As she settled into her presentation, Bowditch kicked off her flat black shoes leaving them in the middle of the stage and padding about in bare feet, her toe nails a pale shade of pink.
“The most useful thing that I can do for any of you – besides talk about my fabulous life – which is how it sounds on paper, I can tell you the reality is quite different – but the most helpful things I can do is help you connect to each other.”
She cajoled the audience into connecting with each other by urging them to reveal their childhood dreams to someone they didn’t know saying “in that childhood dream of who you wanted to be is a clue about what you’re good at”.
“What were you good at as a child? What came easily to you? Because in that kernel is the answer to your success as a business person and the answer to your success in your career and the answer to your desire to be happy for God’s sake.
“Many of us are paralysed by the question ‘what is the meaning of my life, what is the purpose?’ It’s a big question to ask, I get it. I’ve been asking it since I was three, four and five years old.”
Bowditch said she knew even as a child that she “wanted to do something that made a difference in the world”.
To achieve that she set her sights on becoming Miss World 1979.
Hospitals were the landscape of Bowditch’s childhood, as she and her family spent years comforting older sister Rowena who died of a rare condition aged seven.
“I knew that I wanted to save her and I thought that if I became Miss World, I would have power and influence. I only worked that out in the last decade. For a long time I judged my childhood dream, I thought; what a shallow bitch.
“But really, in that childhood dream was a desire to do more. I didn’t get to save my sister but I did get that gift that she left me which is, carry on, do the best that you can. You can be powerful in a small tiny little way – she was.”

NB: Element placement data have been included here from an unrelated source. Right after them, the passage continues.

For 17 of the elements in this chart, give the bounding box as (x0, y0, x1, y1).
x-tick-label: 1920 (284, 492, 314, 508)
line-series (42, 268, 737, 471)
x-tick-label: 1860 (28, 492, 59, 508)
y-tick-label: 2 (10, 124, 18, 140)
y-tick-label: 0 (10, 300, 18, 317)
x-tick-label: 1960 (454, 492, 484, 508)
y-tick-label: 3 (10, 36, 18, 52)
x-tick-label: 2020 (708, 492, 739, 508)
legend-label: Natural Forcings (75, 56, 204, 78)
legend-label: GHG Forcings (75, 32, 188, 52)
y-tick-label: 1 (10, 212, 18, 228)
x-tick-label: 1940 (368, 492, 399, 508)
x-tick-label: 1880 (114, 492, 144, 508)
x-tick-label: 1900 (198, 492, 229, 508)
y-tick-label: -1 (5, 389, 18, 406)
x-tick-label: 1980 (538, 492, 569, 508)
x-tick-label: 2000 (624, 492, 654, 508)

Bowditch said she always had burning desire to “do something that mattered”.
After finishing school, she stumbled along a path, which included a PR course and call centre work, until anger drove her to pursue her real love – singing/songwriting.
“I thought, I’m angry, why aren’t there people like me out there making music? Why do you have to take your clothes off to be popular in a film clip. So whatever it is that’s burning in you, itching in you, what’s on fire in you, the thing that pisses you off the most is perhaps yet another clue in what your journey is supposed to be in this life. What is the problem that you are yearning to solve?”
Her awakening about her own destiny co-incided with a powerful influence entering her life in the form of prominent Melbourne businesswoman Fabian Dattner.
“I was planning to be a musician at that point. I had no idea why I would need the language of leadership or business, I was just planning to have a hit single, get rich and retire,” she said, laughing.
“But Fabian taught me what it means to understand the different parts of ourselves. She taught me something very important early on, we’re just people. There is no work you and you, you that is not interconnected.“
Ms Bowditch said being a mother “informs everything I know about trying to make a business work”.
She urged the largely female audience to “work out what you need to stay sane” explaining she works four afternoons a week on ABC radio so she can devote another day to writing and singing.
In response to a question about what is on the horizon for her in the next 10 years, Bowditch said she was determined to keep “doing something meaningful” and “survive” her twin sons’ teenage years.
She revealed she was writing a memoir in the hope that her story would inspire other women put aside self-doubt and follow their passions.
“I don’t know if politics is for me, or Miss World, but a girl can dream,” she said, smiling.
“In a nut shell I want to be useful and survive.”
Many of the working mothers in audience said a silent “Amen to that”.